N. As declarações do Assistente estão desprovidas de valor probatório pleno e são apreciadas nos termos do 361.º do CC e 455.º do CPC, encontrando-se ao mesmo plano da prova testemunhal e, por isso, sujeita às mesmas restrições que aquela.
O. Ao atender ao depoimento do assistente nos termos em que se faz na douta sentença foi infringida a proibição de prova imposta pelo n.º 2 do art.º. 394º do Código Civil e assim trata-se de matéria excluída à regra de liberdade de julgamento, consagrada no n.º 1 do art.º 655.º do CPC devendo-se ter como não provados os factos vertidos nos pontos 12 a 16 do elenco dos factos provados.
Sem prescindir,
P. Devem ser considerados não provados os factos supra transcritos e descritos na sentença como matéria de facto provada sob ponto 12) a 16) por não se ter feito prova dos mesmos conforme resulta da prova.

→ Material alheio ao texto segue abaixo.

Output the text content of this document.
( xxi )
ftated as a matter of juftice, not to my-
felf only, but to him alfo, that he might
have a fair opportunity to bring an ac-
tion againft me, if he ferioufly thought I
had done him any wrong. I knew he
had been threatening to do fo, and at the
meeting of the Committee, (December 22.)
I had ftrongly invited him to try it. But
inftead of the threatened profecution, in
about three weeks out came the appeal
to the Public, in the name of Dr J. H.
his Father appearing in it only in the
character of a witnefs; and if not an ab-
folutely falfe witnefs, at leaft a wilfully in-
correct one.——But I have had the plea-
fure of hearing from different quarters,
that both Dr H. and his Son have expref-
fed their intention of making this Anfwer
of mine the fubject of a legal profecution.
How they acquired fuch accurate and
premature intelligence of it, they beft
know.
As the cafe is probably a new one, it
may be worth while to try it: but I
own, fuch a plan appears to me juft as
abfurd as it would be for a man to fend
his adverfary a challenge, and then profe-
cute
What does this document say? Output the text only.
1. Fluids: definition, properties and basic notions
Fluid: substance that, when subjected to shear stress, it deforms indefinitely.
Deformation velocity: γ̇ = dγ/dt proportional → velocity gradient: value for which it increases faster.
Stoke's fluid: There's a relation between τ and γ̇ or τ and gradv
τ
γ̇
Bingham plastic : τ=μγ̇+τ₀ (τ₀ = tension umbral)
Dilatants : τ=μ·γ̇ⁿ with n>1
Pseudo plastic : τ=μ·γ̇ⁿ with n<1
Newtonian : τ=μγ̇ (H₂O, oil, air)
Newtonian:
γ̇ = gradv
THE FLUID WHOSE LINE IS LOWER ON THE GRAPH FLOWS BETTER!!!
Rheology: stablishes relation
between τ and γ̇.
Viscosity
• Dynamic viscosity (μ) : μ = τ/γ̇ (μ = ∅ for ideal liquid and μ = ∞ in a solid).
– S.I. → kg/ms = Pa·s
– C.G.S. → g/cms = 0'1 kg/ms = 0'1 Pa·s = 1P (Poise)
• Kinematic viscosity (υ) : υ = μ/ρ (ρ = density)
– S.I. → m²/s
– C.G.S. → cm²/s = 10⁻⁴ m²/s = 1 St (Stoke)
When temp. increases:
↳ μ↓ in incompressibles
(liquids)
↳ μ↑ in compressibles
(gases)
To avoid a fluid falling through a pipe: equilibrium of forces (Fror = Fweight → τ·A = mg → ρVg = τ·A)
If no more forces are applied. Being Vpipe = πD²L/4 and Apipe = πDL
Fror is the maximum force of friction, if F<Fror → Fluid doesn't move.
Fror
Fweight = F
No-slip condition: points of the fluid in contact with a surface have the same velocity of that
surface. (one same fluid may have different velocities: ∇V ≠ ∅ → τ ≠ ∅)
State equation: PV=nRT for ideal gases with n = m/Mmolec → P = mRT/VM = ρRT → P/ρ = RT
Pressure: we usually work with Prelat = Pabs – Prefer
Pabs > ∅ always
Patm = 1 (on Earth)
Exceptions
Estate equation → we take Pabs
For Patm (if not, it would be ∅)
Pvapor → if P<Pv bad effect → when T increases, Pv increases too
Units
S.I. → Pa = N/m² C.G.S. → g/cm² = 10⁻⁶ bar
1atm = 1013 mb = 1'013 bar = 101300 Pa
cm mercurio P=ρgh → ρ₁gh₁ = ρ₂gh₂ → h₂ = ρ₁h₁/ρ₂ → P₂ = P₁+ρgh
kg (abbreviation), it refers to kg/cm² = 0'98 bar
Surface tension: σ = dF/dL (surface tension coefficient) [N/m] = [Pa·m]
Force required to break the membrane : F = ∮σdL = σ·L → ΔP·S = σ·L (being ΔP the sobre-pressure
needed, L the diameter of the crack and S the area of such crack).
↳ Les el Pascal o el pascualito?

Q. O depoimento do assistente da Ré, particularmente contra documento autêntico, não foi valorado atendendo as circunstâncias e a posição na causa e de quem o requereu. Ademais resultou inequívoco do seu depoimento uma duvidosa fiabilidade só ultrapassada, e mesmo assim de forma errática, pela adesão fática a informação retirada quer do questionário, quer lendo texto;
S. Ainda que sob o princípio da livre apreciação, o Tribunal a quo não considerou as circunstâncias especificas do associado e a sua posição na causa, até porque este não foi capaz de ser claro quanto à falta de liquidez no momento da celebração do contrato promessa, não conseguiu identificar o momento em tal ocorreu, nem soube descrever o alegado empréstimo ou como o evidenciou ao Autor, tão pouco as quantias alegadas e entregues; não foi claro porque motivo o Autor exigiu a alegada garantia para os 50 mil e não para as supostas outras entregas; não soube explicar porque no mínimo não fez constar do documento essa realidade; foi taxativo em referir que não estava prevista qualquer remuneração para o referido processo o que inviabilizada desde logo os factos dados como provados e o contexto referido da clausula alegadamente remuneratória; não foi capaz de expor o alegado prazo, a própria tese do motivo para o qual necessitaria de liquidez é disruptiva com qualquer senso comum e lógica, no momento em que o país vive em Pandemia e as pessoas pedem moratórias ao Banco, o associado vislumbra transformar €150.000 em €1.300.000, em 3 meses.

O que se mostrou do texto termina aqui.